Politica

Morte di un simbolo

Il simbolo della tragedia che sta accadendo attualmente in Irak è la spietata persecuzione contro i giornalisti e, soprattutto, la morte della giovane giornalista di Al Arabiya e di due suoi collaboratori per mano dei terroristi.
La cronista era nativa della città di Samarra dove è stata assassinata, figlia di padre sunnita e madre sciita. Quindi simbolo vivente della convivenza civile e della fratellanza che unisce da secoli il popolo iracheno e lo tiene saldo e compatto contro i disperati tentativi di dividerlo e di portarlo alla guerra civile.
L'assurda esecuzione della giovane giornalista avvenuta proprio nella sua città (chiamata «Surra man ra'a», ovvero «La gioia di chi la vede», dal califfo Al Mu'tasim che la fondò nell’836 d.C. per farne la capitale militare dell'impero Abbaside) è un chiaro segnale degli intenti dei terroristi.
Uccidere Atwar Bahjat significa mettere a tacere la voce della verità, cercando così di eliminare l’emblema vivente dell'Irak unito.
Ha lo stesso intento anche l'attentato alla moschea di Samarra, distrutta dopo 1200 anni di venerazione e conservazione quasi maniacale da parte della popolazione di maggioranza sunnita.
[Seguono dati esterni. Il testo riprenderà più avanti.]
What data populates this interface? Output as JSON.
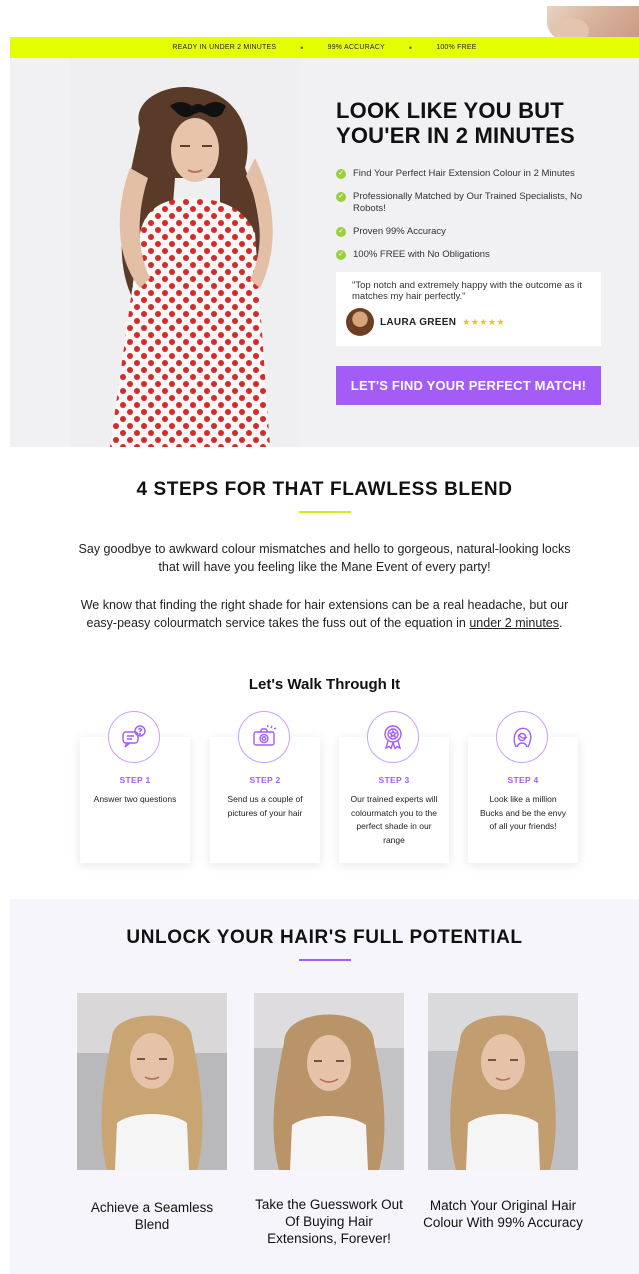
{
  "topbar": {
    "items": [
      "READY IN UNDER 2 MINUTES",
      "99% ACCURACY",
      "100% FREE"
    ]
  },
  "hero": {
    "title_line1": "LOOK LIKE YOU BUT",
    "title_line2": "YOU'ER IN 2 MINUTES",
    "benefits": [
      "Find Your Perfect Hair Extension Colour in 2 Minutes",
      "Professionally Matched by Our Trained Specialists, No Robots!",
      "Proven 99% Accuracy",
      "100% FREE with No Obligations"
    ],
    "review": {
      "quote": "\"Top notch and extremely happy with the outcome as it matches my hair perfectly.\"",
      "name": "LAURA GREEN",
      "stars": "★★★★★"
    },
    "cta_label": "LET'S FIND YOUR PERFECT MATCH!"
  },
  "steps_section": {
    "title": "4 STEPS FOR THAT FLAWLESS BLEND",
    "intro_p1": "Say goodbye to awkward colour mismatches and hello to gorgeous, natural-looking locks that will have you feeling like the Mane Event of every party!",
    "intro_p2_before": "We know that finding the right shade for hair extensions can be a real headache, but our easy-peasy colourmatch service takes the fuss out of the equation in ",
    "intro_p2_link": "under 2 minutes",
    "intro_p2_after": ".",
    "walk_title": "Let's Walk Through It",
    "steps": [
      {
        "label": "STEP 1",
        "text": "Answer two questions",
        "icon": "chat-question-icon"
      },
      {
        "label": "STEP 2",
        "text": "Send us a couple of pictures of your hair",
        "icon": "camera-icon"
      },
      {
        "label": "STEP 3",
        "text": "Our trained experts will colourmatch you to the perfect shade in our range",
        "icon": "award-badge-icon"
      },
      {
        "label": "STEP 4",
        "text": "Look like a million Bucks and be the envy of all your friends!",
        "icon": "hair-portrait-icon"
      }
    ]
  },
  "potential_section": {
    "title": "UNLOCK YOUR HAIR'S FULL POTENTIAL",
    "captions": [
      "Achieve a Seamless Blend",
      "Take the Guesswork Out Of Buying Hair Extensions, Forever!",
      "Match Your Original Hair Colour With 99% Accuracy"
    ]
  },
  "colors": {
    "topbar_bg": "#e6ff00",
    "accent_purple": "#a35cf5",
    "check_green": "#9ccf3c",
    "star_gold": "#f4c20d",
    "yellow_rule": "#d7ea1a"
  }
}
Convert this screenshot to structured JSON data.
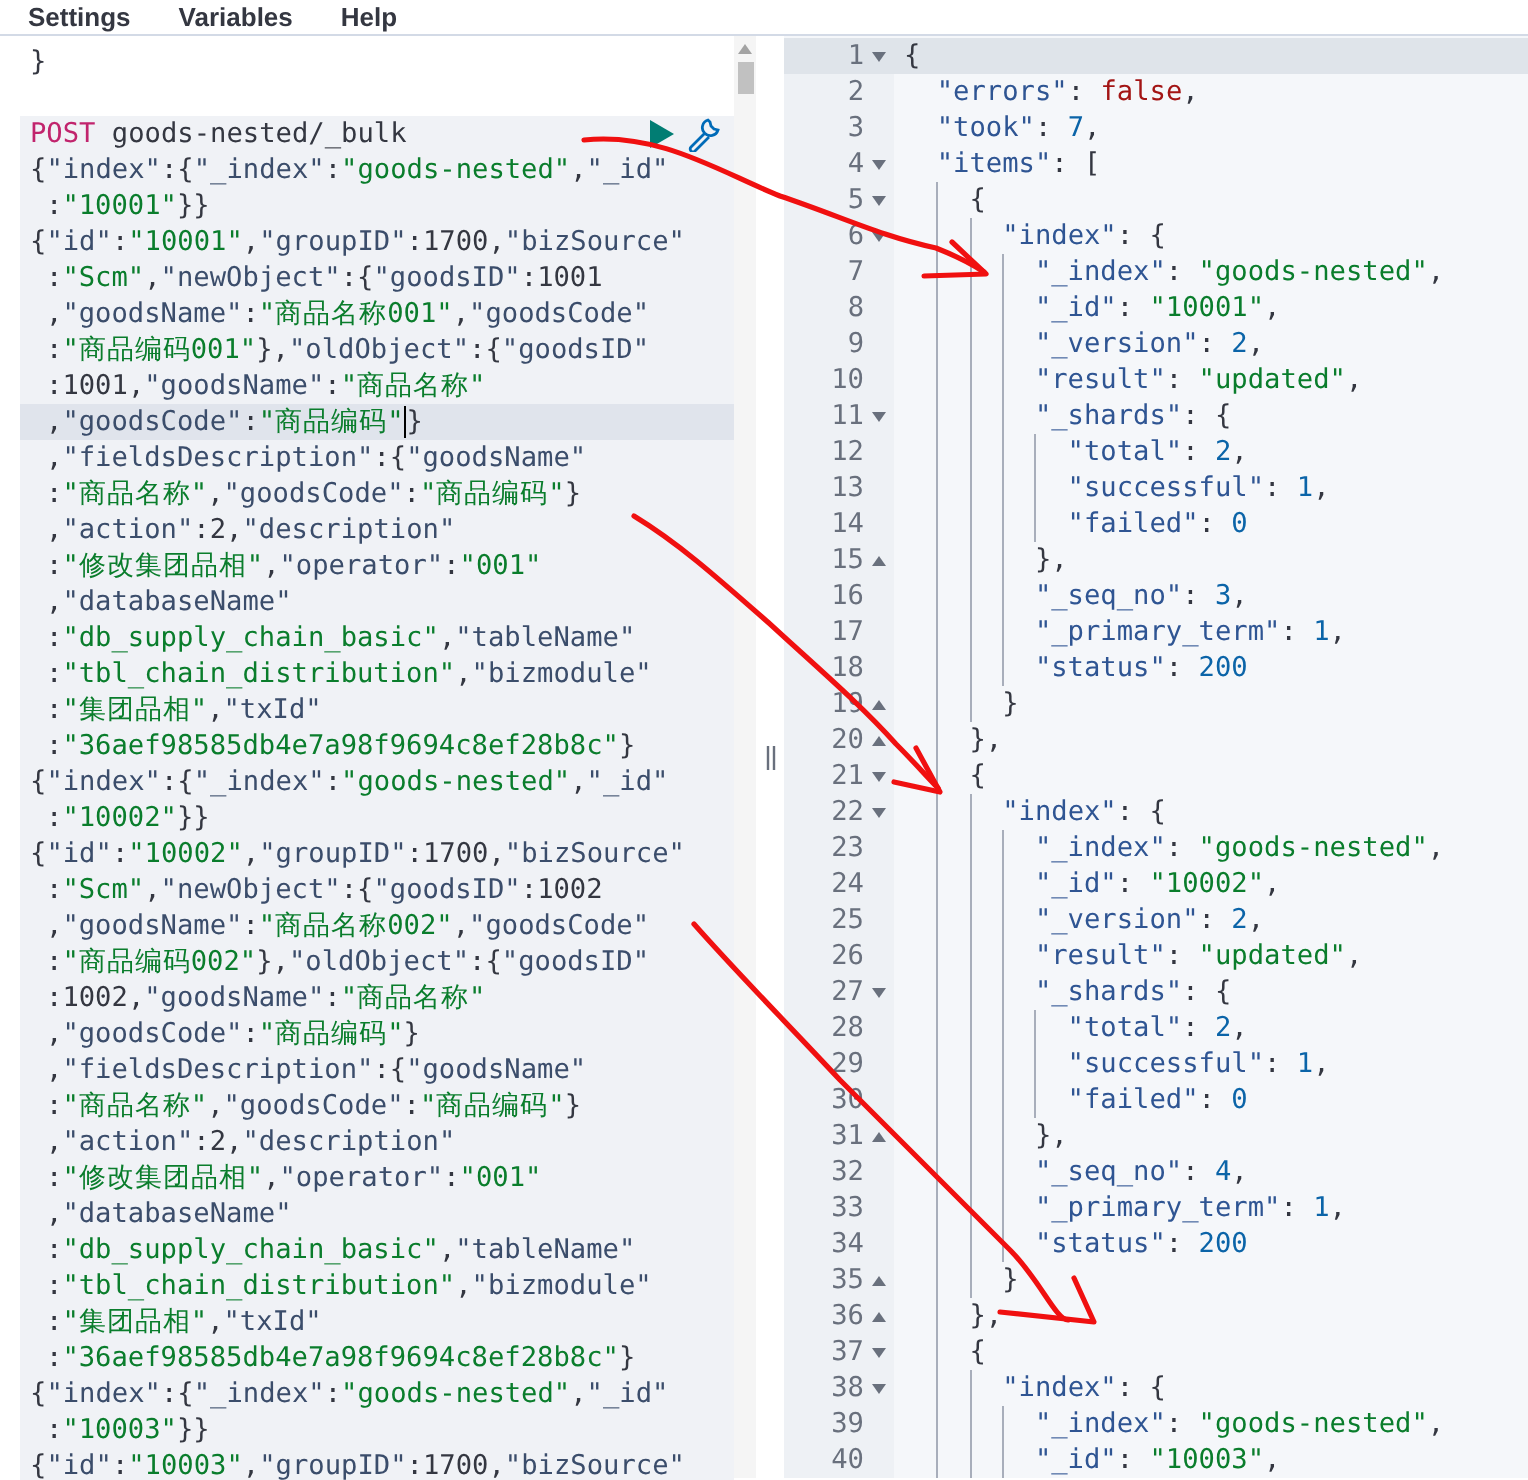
{
  "menu": [
    "Settings",
    "Variables",
    "Help"
  ],
  "request_editor": {
    "lines": [
      {
        "kind": "code",
        "text": "}",
        "wrapped": false
      },
      {
        "kind": "blank"
      },
      {
        "kind": "request",
        "method": "POST",
        "path": "goods-nested/_bulk"
      },
      {
        "kind": "code",
        "text": "{\"index\":{\"_index\":\"goods-nested\",\"_id\"",
        "wrapped": false
      },
      {
        "kind": "code",
        "text": ":\"10001\"}}",
        "wrapped": true
      },
      {
        "kind": "code",
        "text": "{\"id\":\"10001\",\"groupID\":1700,\"bizSource\"",
        "wrapped": false
      },
      {
        "kind": "code",
        "text": ":\"Scm\",\"newObject\":{\"goodsID\":1001",
        "wrapped": true
      },
      {
        "kind": "code",
        "text": ",\"goodsName\":\"商品名称001\",\"goodsCode\"",
        "wrapped": true
      },
      {
        "kind": "code",
        "text": ":\"商品编码001\"},\"oldObject\":{\"goodsID\"",
        "wrapped": true
      },
      {
        "kind": "code",
        "text": ":1001,\"goodsName\":\"商品名称\"",
        "wrapped": true
      },
      {
        "kind": "code",
        "text": ",\"goodsCode\":\"商品编码\"",
        "after_cursor": "}",
        "active": true,
        "wrapped": true
      },
      {
        "kind": "code",
        "text": ",\"fieldsDescription\":{\"goodsName\"",
        "wrapped": true
      },
      {
        "kind": "code",
        "text": ":\"商品名称\",\"goodsCode\":\"商品编码\"}",
        "wrapped": true
      },
      {
        "kind": "code",
        "text": ",\"action\":2,\"description\"",
        "wrapped": true
      },
      {
        "kind": "code",
        "text": ":\"修改集团品相\",\"operator\":\"001\"",
        "wrapped": true
      },
      {
        "kind": "code",
        "text": ",\"databaseName\"",
        "wrapped": true
      },
      {
        "kind": "code",
        "text": ":\"db_supply_chain_basic\",\"tableName\"",
        "wrapped": true
      },
      {
        "kind": "code",
        "text": ":\"tbl_chain_distribution\",\"bizmodule\"",
        "wrapped": true
      },
      {
        "kind": "code",
        "text": ":\"集团品相\",\"txId\"",
        "wrapped": true
      },
      {
        "kind": "code",
        "text": ":\"36aef98585db4e7a98f9694c8ef28b8c\"}",
        "wrapped": true
      },
      {
        "kind": "code",
        "text": "{\"index\":{\"_index\":\"goods-nested\",\"_id\"",
        "wrapped": false
      },
      {
        "kind": "code",
        "text": ":\"10002\"}}",
        "wrapped": true
      },
      {
        "kind": "code",
        "text": "{\"id\":\"10002\",\"groupID\":1700,\"bizSource\"",
        "wrapped": false
      },
      {
        "kind": "code",
        "text": ":\"Scm\",\"newObject\":{\"goodsID\":1002",
        "wrapped": true
      },
      {
        "kind": "code",
        "text": ",\"goodsName\":\"商品名称002\",\"goodsCode\"",
        "wrapped": true
      },
      {
        "kind": "code",
        "text": ":\"商品编码002\"},\"oldObject\":{\"goodsID\"",
        "wrapped": true
      },
      {
        "kind": "code",
        "text": ":1002,\"goodsName\":\"商品名称\"",
        "wrapped": true
      },
      {
        "kind": "code",
        "text": ",\"goodsCode\":\"商品编码\"}",
        "wrapped": true
      },
      {
        "kind": "code",
        "text": ",\"fieldsDescription\":{\"goodsName\"",
        "wrapped": true
      },
      {
        "kind": "code",
        "text": ":\"商品名称\",\"goodsCode\":\"商品编码\"}",
        "wrapped": true
      },
      {
        "kind": "code",
        "text": ",\"action\":2,\"description\"",
        "wrapped": true
      },
      {
        "kind": "code",
        "text": ":\"修改集团品相\",\"operator\":\"001\"",
        "wrapped": true
      },
      {
        "kind": "code",
        "text": ",\"databaseName\"",
        "wrapped": true
      },
      {
        "kind": "code",
        "text": ":\"db_supply_chain_basic\",\"tableName\"",
        "wrapped": true
      },
      {
        "kind": "code",
        "text": ":\"tbl_chain_distribution\",\"bizmodule\"",
        "wrapped": true
      },
      {
        "kind": "code",
        "text": ":\"集团品相\",\"txId\"",
        "wrapped": true
      },
      {
        "kind": "code",
        "text": ":\"36aef98585db4e7a98f9694c8ef28b8c\"}",
        "wrapped": true
      },
      {
        "kind": "code",
        "text": "{\"index\":{\"_index\":\"goods-nested\",\"_id\"",
        "wrapped": false
      },
      {
        "kind": "code",
        "text": ":\"10003\"}}",
        "wrapped": true
      },
      {
        "kind": "code",
        "text": "{\"id\":\"10003\",\"groupID\":1700,\"bizSource\"",
        "wrapped": false
      }
    ]
  },
  "response_viewer": {
    "lines": [
      {
        "number": "1",
        "text": "{",
        "kind": "block_start",
        "active": true
      },
      {
        "number": "2",
        "text": "  \"errors\": false,",
        "kind": "plain",
        "active": false
      },
      {
        "number": "3",
        "text": "  \"took\": 7,",
        "kind": "plain",
        "active": false
      },
      {
        "number": "4",
        "text": "  \"items\": [",
        "kind": "block_start",
        "active": false
      },
      {
        "number": "5",
        "text": "    {",
        "kind": "block_start",
        "active": false
      },
      {
        "number": "6",
        "text": "      \"index\": {",
        "kind": "block_start",
        "active": false
      },
      {
        "number": "7",
        "text": "        \"_index\": \"goods-nested\",",
        "kind": "plain",
        "active": false
      },
      {
        "number": "8",
        "text": "        \"_id\": \"10001\",",
        "kind": "plain",
        "active": false
      },
      {
        "number": "9",
        "text": "        \"_version\": 2,",
        "kind": "plain",
        "active": false
      },
      {
        "number": "10",
        "text": "        \"result\": \"updated\",",
        "kind": "plain",
        "active": false
      },
      {
        "number": "11",
        "text": "        \"_shards\": {",
        "kind": "block_start",
        "active": false
      },
      {
        "number": "12",
        "text": "          \"total\": 2,",
        "kind": "plain",
        "active": false
      },
      {
        "number": "13",
        "text": "          \"successful\": 1,",
        "kind": "plain",
        "active": false
      },
      {
        "number": "14",
        "text": "          \"failed\": 0",
        "kind": "plain",
        "active": false
      },
      {
        "number": "15",
        "text": "        },",
        "kind": "block_end",
        "active": false
      },
      {
        "number": "16",
        "text": "        \"_seq_no\": 3,",
        "kind": "plain",
        "active": false
      },
      {
        "number": "17",
        "text": "        \"_primary_term\": 1,",
        "kind": "plain",
        "active": false
      },
      {
        "number": "18",
        "text": "        \"status\": 200",
        "kind": "plain",
        "active": false
      },
      {
        "number": "19",
        "text": "      }",
        "kind": "block_end",
        "active": false
      },
      {
        "number": "20",
        "text": "    },",
        "kind": "block_end",
        "active": false
      },
      {
        "number": "21",
        "text": "    {",
        "kind": "block_start",
        "active": false
      },
      {
        "number": "22",
        "text": "      \"index\": {",
        "kind": "block_start",
        "active": false
      },
      {
        "number": "23",
        "text": "        \"_index\": \"goods-nested\",",
        "kind": "plain",
        "active": false
      },
      {
        "number": "24",
        "text": "        \"_id\": \"10002\",",
        "kind": "plain",
        "active": false
      },
      {
        "number": "25",
        "text": "        \"_version\": 2,",
        "kind": "plain",
        "active": false
      },
      {
        "number": "26",
        "text": "        \"result\": \"updated\",",
        "kind": "plain",
        "active": false
      },
      {
        "number": "27",
        "text": "        \"_shards\": {",
        "kind": "block_start",
        "active": false
      },
      {
        "number": "28",
        "text": "          \"total\": 2,",
        "kind": "plain",
        "active": false
      },
      {
        "number": "29",
        "text": "          \"successful\": 1,",
        "kind": "plain",
        "active": false
      },
      {
        "number": "30",
        "text": "          \"failed\": 0",
        "kind": "plain",
        "active": false
      },
      {
        "number": "31",
        "text": "        },",
        "kind": "block_end",
        "active": false
      },
      {
        "number": "32",
        "text": "        \"_seq_no\": 4,",
        "kind": "plain",
        "active": false
      },
      {
        "number": "33",
        "text": "        \"_primary_term\": 1,",
        "kind": "plain",
        "active": false
      },
      {
        "number": "34",
        "text": "        \"status\": 200",
        "kind": "plain",
        "active": false
      },
      {
        "number": "35",
        "text": "      }",
        "kind": "block_end",
        "active": false
      },
      {
        "number": "36",
        "text": "    },",
        "kind": "block_end",
        "active": false
      },
      {
        "number": "37",
        "text": "    {",
        "kind": "block_start",
        "active": false
      },
      {
        "number": "38",
        "text": "      \"index\": {",
        "kind": "block_start",
        "active": false
      },
      {
        "number": "39",
        "text": "        \"_index\": \"goods-nested\",",
        "kind": "plain",
        "active": false
      },
      {
        "number": "40",
        "text": "        \"_id\": \"10003\",",
        "kind": "plain",
        "active": false
      }
    ]
  },
  "annotations": [
    {
      "kind": "arrow"
    },
    {
      "kind": "arrow"
    },
    {
      "kind": "arrow"
    }
  ]
}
Un’azione che mira a lacerare la compattezza del popolo iracheno e vuole provocare una assurda guerra civile. A chi giova spingere il Paese verso lo scontro e la destabilizzazione se non a coloro che aspirano a dividere la nazione per poter prendere il potere e far fallire il progetto americano della democrazia in Irak?
È vero che non è possibile creare uno Stato democratico senza partiti democratici, ma la volontà democratica del popolo iracheno esiste ed andrebbe sostenuta. Qualcuno sta cercando di puntare il dito contro le truppe occidentali, ma c'è da chiedersi che interessi possano mai avere gli americani e i loro alleati nell'incendiare il Paese che dovrebbe diventare il progetto trainante per diffondere la democrazia e la libertà in tutta l'area. Si brucerebbero loro per primi.
Gli unici che possono avere interessi nello spingere l’Irak verso una guerra civile che avrebbe disastrose conseguenze sono i fedeli di Saddam. Gli stessi che non hanno esitato a bombardare il sepolcro dell'Imam Hussein a Kerbala per massacrare i rivoltosi sciiti che vi si erano rifugiati dentro dopo la fallita ribellione del marzo 1991: e non è un caso l'aumento degli scontri di carattere religioso dopo la ripresa del processo al dittatore e le polemiche in aula.
Un altro gruppo che potrebbe essere responsabile dell'attentato sono gli integralisti, i cosiddetti «Jama'at al takfir», che vedono in questi sepolcri una grave deviazione dei principii dell'Islam. Ritengono che il culto della persona sia un atto illecito e da cancellare, basta ricordare il bombardamento delle statue buddiste in Afghanistan e la profanazione delle moschee sciite in Pakistan.
C'è infine da segnalare la ferma presa di posizione del governo iracheno contro azioni del genere, ma allo stesso tempo stupisce il fatto che l’esecutivo di Bagdad abbia dichiarato tre giorni di lutto per l'attentato alla moschea mentre per le centinaia di persone assassinate, compreso l'omicidio della giornalista di Al Arabiya, non sia stato chiesto neppure un attimo di silenzio.
Comunque sia il popolo iracheno non permetterà ai fanatici assassini di avere la meglio, come non permetterà a questi terroristi di spingere la nazione verso lo scontro. Saranno due i simboli del popolo: la moschea (per la fratellanza e la tolleranza religiosa) e la giornalista (per l'unità e la libertà di pensiero).

Gli iracheni si troveranno così insieme nella stessa trincea per difendere il loro diritto alla vita.